Although Tim was Olive’s nephew, sometimes that wasn’t enough was it? Tim had been a difficult boy – he’d always been whiny at school, very clingy, and his eczema used to flare up all the time. Emily, Stan’s sister, had indulged him, in Olive’s opinion. But as an only child, she supposed that’s what happened.
‘Here you go.’
‘What’s that?’
‘Your iPad.’
‘Don’t be silly, I don’t want that.’ Honestly, what was wrong with people? ‘What about my hair?’
Olive leant back into the sink at the ‘hairdresser’s’ – well, they would call it that, when really, it was just a corner of the upstairs corridor, with a screen around it, a basin and a couple of chairs. Oh yes, they’d stuck up some posters of Sophia Loren and Jane Fonda on the wall, looking all pouty and glamorous. Olive knew there was a dementia section of the care home next door, but she wasn’t in it, was she? No, sir. Her marbles were intact. Bit old, of course. She knew damn well that tod
ay was Saturday and that Sophia Loren had never had her backside in this chair, had she?
‘Right, Olive, what are you planning for later on with your hair all done?’ said Julian, wheeling her back to a seat by the mirror. ‘There’s normally a good event on a Wednesday in the residents’ lounge. The Midweek Mystery Quiz – you liked that last time, didn’t you?’
‘How would you know what I liked last week? You’ve only just started here!’
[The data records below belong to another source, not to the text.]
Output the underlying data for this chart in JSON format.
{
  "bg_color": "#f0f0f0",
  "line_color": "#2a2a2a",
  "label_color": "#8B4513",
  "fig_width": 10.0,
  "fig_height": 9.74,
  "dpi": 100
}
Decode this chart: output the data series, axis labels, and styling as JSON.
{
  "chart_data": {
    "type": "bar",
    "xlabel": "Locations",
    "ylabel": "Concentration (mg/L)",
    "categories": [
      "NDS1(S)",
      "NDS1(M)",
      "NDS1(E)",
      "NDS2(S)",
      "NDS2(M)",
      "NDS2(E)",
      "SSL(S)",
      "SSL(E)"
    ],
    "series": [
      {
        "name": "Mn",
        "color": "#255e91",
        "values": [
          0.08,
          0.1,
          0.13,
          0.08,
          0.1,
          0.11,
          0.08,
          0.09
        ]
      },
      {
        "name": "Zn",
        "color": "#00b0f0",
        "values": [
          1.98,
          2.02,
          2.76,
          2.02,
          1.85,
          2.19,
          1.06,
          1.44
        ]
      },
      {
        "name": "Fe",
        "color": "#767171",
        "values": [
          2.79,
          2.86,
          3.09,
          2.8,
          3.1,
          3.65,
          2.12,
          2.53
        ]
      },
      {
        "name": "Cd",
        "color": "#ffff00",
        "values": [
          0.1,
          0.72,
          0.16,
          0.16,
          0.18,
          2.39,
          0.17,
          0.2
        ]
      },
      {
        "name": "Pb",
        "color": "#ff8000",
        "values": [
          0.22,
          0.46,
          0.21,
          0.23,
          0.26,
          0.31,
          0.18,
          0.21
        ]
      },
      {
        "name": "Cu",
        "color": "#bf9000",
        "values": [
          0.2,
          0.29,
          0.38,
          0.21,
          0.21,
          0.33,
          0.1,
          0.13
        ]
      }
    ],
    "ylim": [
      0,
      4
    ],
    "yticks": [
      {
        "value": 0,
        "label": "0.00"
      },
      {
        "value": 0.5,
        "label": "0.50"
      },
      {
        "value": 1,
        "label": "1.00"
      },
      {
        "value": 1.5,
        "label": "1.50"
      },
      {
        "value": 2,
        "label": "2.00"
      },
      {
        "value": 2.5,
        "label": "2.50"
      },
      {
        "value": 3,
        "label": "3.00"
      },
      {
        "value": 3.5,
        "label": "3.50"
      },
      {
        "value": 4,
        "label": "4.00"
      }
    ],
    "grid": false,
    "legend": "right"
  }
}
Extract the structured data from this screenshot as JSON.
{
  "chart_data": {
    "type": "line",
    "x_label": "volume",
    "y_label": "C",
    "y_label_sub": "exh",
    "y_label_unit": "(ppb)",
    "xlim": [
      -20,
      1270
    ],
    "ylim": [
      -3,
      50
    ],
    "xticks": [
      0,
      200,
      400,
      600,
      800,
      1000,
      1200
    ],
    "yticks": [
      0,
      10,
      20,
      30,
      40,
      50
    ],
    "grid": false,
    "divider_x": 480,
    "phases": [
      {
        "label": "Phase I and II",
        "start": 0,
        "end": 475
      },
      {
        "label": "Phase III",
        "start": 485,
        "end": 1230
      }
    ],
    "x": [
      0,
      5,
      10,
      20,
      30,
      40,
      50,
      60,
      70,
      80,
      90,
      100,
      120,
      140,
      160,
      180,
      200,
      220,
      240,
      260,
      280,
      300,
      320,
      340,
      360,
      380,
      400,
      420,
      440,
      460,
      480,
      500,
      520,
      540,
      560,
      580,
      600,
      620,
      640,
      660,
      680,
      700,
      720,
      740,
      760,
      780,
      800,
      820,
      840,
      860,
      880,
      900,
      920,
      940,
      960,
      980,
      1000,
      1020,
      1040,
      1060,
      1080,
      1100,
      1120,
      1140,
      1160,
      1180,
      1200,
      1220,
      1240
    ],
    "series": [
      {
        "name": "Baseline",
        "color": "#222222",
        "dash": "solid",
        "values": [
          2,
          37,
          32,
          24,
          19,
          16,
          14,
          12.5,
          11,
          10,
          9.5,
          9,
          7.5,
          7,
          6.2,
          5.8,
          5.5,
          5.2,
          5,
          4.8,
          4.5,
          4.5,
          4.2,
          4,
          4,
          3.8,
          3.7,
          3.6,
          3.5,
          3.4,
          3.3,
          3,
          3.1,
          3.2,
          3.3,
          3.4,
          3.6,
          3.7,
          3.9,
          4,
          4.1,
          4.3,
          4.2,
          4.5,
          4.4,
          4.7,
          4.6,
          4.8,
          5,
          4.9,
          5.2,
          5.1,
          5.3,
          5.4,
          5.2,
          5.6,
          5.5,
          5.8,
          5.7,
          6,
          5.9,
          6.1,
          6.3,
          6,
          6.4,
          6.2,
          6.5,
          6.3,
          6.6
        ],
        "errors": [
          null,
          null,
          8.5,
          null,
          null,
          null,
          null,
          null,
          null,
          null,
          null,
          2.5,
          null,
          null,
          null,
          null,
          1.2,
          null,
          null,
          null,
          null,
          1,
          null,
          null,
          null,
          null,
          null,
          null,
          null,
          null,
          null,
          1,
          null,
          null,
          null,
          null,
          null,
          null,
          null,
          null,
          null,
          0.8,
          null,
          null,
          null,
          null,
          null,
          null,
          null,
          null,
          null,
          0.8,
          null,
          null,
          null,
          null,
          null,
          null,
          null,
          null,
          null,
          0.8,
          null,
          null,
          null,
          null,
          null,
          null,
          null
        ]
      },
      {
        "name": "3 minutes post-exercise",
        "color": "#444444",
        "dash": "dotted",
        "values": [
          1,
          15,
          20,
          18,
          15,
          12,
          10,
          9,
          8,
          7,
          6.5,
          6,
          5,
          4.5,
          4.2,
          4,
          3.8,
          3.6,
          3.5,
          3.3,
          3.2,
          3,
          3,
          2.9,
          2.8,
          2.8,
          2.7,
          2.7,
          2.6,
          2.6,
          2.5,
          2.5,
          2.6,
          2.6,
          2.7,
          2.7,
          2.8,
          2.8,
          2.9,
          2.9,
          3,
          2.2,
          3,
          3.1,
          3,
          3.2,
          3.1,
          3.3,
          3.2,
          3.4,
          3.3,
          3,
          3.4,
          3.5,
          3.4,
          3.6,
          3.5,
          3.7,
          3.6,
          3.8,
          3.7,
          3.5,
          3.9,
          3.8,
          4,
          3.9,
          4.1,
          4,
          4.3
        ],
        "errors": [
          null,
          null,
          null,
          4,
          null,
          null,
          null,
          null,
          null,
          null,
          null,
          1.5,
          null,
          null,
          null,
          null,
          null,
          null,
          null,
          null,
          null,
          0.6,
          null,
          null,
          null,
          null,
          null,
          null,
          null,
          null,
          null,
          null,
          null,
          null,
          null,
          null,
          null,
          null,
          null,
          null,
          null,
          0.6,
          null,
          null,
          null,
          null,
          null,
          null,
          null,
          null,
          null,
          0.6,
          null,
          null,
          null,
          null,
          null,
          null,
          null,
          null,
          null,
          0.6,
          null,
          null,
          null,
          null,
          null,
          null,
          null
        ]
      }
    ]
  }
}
Julian placed his hand on Olive’s arm and she caught a look in the mirror she didn’t much like. Then he busied himself with combing through some thickening conditioner into her thinning grey strands.
Olive stared at Julian in the mirror, watching him carefully comb her lank grey wisps of hair and find the parting that she always had on the left, as things slipped in and out of place in her mind. It was like a train going onto another track. It was all there, she was sure it was. One moment everything was going in the right direction, going to plan, chugging along where she could see, then wham! It all changed. The tracks moved abruptly and her brain couldn’t keep up. She found herself being confronted more and more these days with her mind pulling into an empty siding, instead of running freely along the tracks. Midweek what? Oh, bother that bloody useless brain of hers.
4
Maddie
‘Where’s my life, Carole?’ Maddie laid down the metal serving spoon next to the baking trays in the school dinner hall.
Carole fixed her with her pale blue eyes. ‘Sweetie, your life’s right here. And you’re right here with bloody mash all over yer blouse!’ Carole grinned and wiped a bit of mash from her sleeve with her tea towel. ‘Pass the peas, will you?’